Zingerman’s Deli is one of my favorite businesses, and yet I’ve never tasted one of their sandwiches. They’re highly profitable, with their community of businesses earning over $13 million in annual revenues. They’re consistently innovating, always looking for new ways to get better. They boast a fantastic culture with employees who care. They even write, speak, and teach prolifically to anyone who’s interested, including their competition. But none of it happens by accident. Everything is intentional.
Take their recent blog post, “How to give great customer service over the phone.” Plenty of businesses give lip service to customer service, expressing it via a banner that hangs on the wall. But Zingerman’s takes the time to envision what great service might look like. They codify, teach, and measure it. And they inculcate it into everything they do.

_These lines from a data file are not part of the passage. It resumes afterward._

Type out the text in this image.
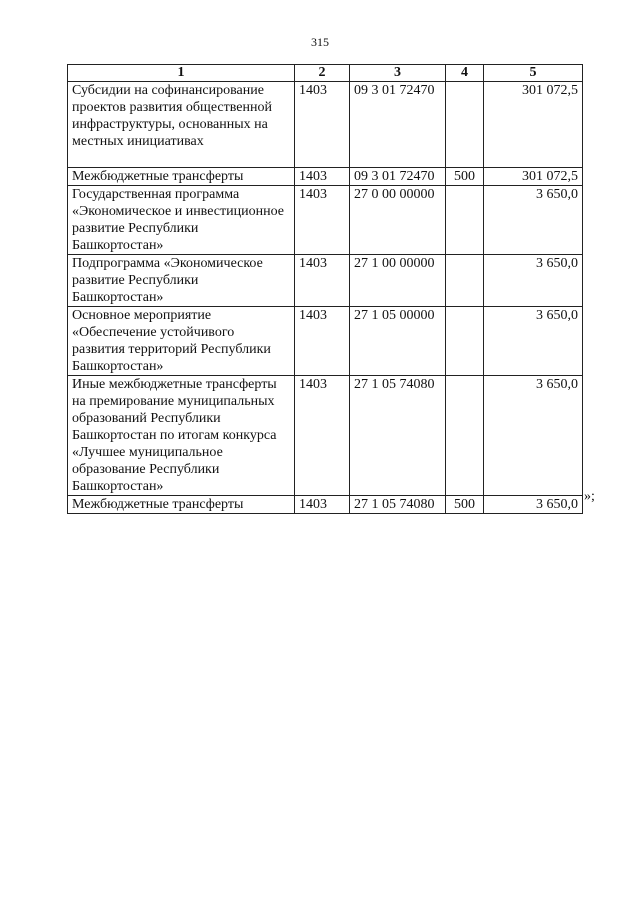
315
1	2	3	4	5
Субсидии на софинансирование проектов развития общественной инфраструктуры, основанных на местных инициативах	1403	09 3 01 72470		301 072,5
Межбюджетные трансферты	1403	09 3 01 72470	500	301 072,5
Государственная программа «Экономическое и инвестиционное развитие Республики Башкортостан»	1403	27 0 00 00000		3 650,0
Подпрограмма «Экономическое развитие Республики Башкортостан»	1403	27 1 00 00000		3 650,0
Основное мероприятие «Обеспечение устойчивого развития территорий Республики Башкортостан»	1403	27 1 05 00000		3 650,0
Иные межбюджетные трансферты на премирование муниципальных образований Республики Башкортостан по итогам конкурса «Лучшее муниципальное образование Республики Башкортостан»	1403	27 1 05 74080		3 650,0
Межбюджетные трансферты	1403	27 1 05 74080	500	3 650,0
»;
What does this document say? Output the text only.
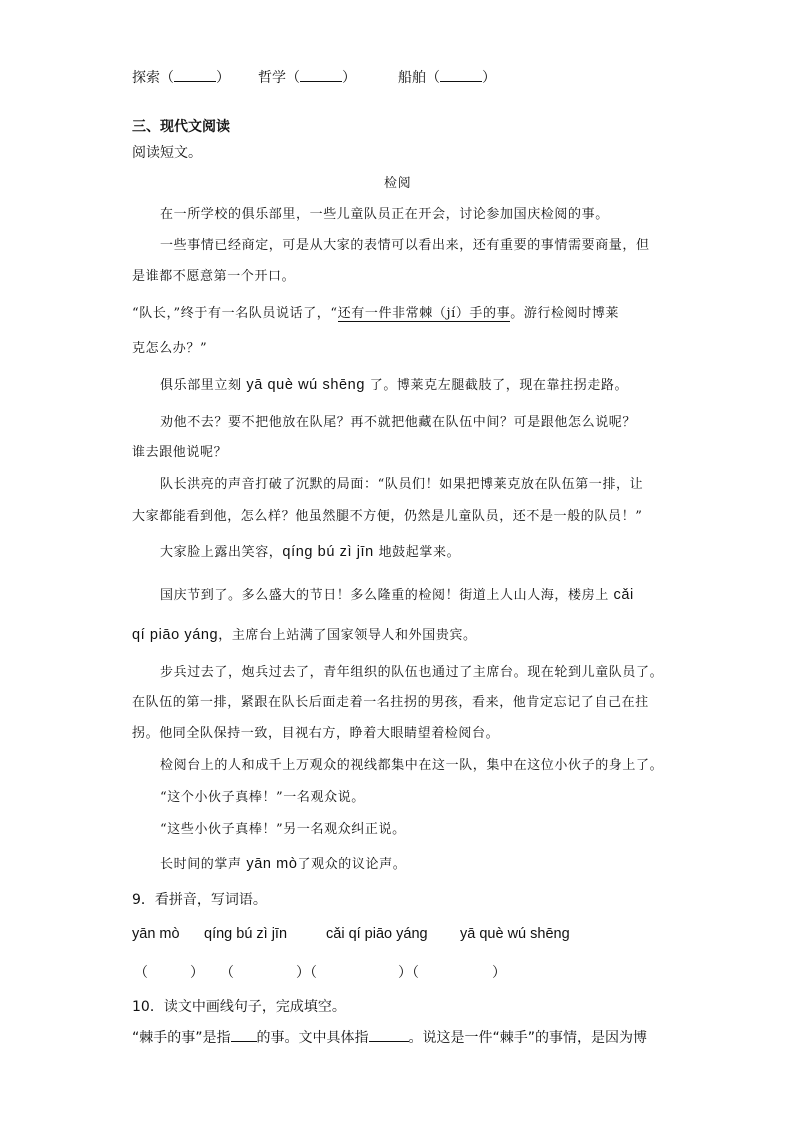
探索（	） 哲学（	）	船舶（	）
三、现代文阅读
阅读短文。
检阅
在一所学校的俱乐部里，一些儿童队员正在开会，讨论参加国庆检阅的事。
一些事情已经商定，可是从大家的表情可以看出来，还有重要的事情需要商量，但
是谁都不愿意第一个开口。
“队长，”终于有一名队员说话了，“还有一件非常棘（jí）手的事。游行检阅时博莱
克怎么办？”
俱乐部里立刻 yā què wú shēng 了。博莱克左腿截肢了，现在靠拄拐走路。
劝他不去？要不把他放在队尾？再不就把他藏在队伍中间？可是跟他怎么说呢？
谁去跟他说呢？
队长洪亮的声音打破了沉默的局面：“队员们！如果把博莱克放在队伍第一排，让
大家都能看到他，怎么样？他虽然腿不方便，仍然是儿童队员，还不是一般的队员！”
大家脸上露出笑容，qíng bú zì jīn 地鼓起掌来。
国庆节到了。多么盛大的节日！多么隆重的检阅！街道上人山人海，楼房上 cǎi
qí piāo yáng，主席台上站满了国家领导人和外国贵宾。
步兵过去了，炮兵过去了，青年组织的队伍也通过了主席台。现在轮到儿童队员了。
在队伍的第一排，紧跟在队长后面走着一名拄拐的男孩，看来，他肯定忘记了自己在拄
拐。他同全队保持一致，目视右方，睁着大眼睛望着检阅台。
检阅台上的人和成千上万观众的视线都集中在这一队，集中在这位小伙子的身上了。
“这个小伙子真棒！”一名观众说。
“这些小伙子真棒！”另一名观众纠正说。
长时间的掌声 yān mò了观众的议论声。
9．看拼音，写词语。
yān mò qíng bú zì jīn	cǎi qí piāo yáng yā què wú shēng
（	） （	）（	）（	）
10．读文中画线句子，完成填空。
“棘手的事”是指 的事。文中具体指	。说这是一件“棘手”的事情，是因为博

Can you imagine the pleasant service surprise for customers who call them? What message does that attention and care on the phone send about the food and service on the premises?
You don’t have to work in a deli, or speak with customers on the phone, to learn from Zingerman’s example.
Most people reading this are involved in things they care about. Family, work, a project, a team, an organization, an event, etc. Do you have a vision for what it could be? Have you thought about how you might bring that vision to fruition? And most importantly, are you laying the tracks, day by day—and doing so with intention—to get there?
Your vision paints a compelling destination. But you’ll need some intentionality to get where you’re hoping to go.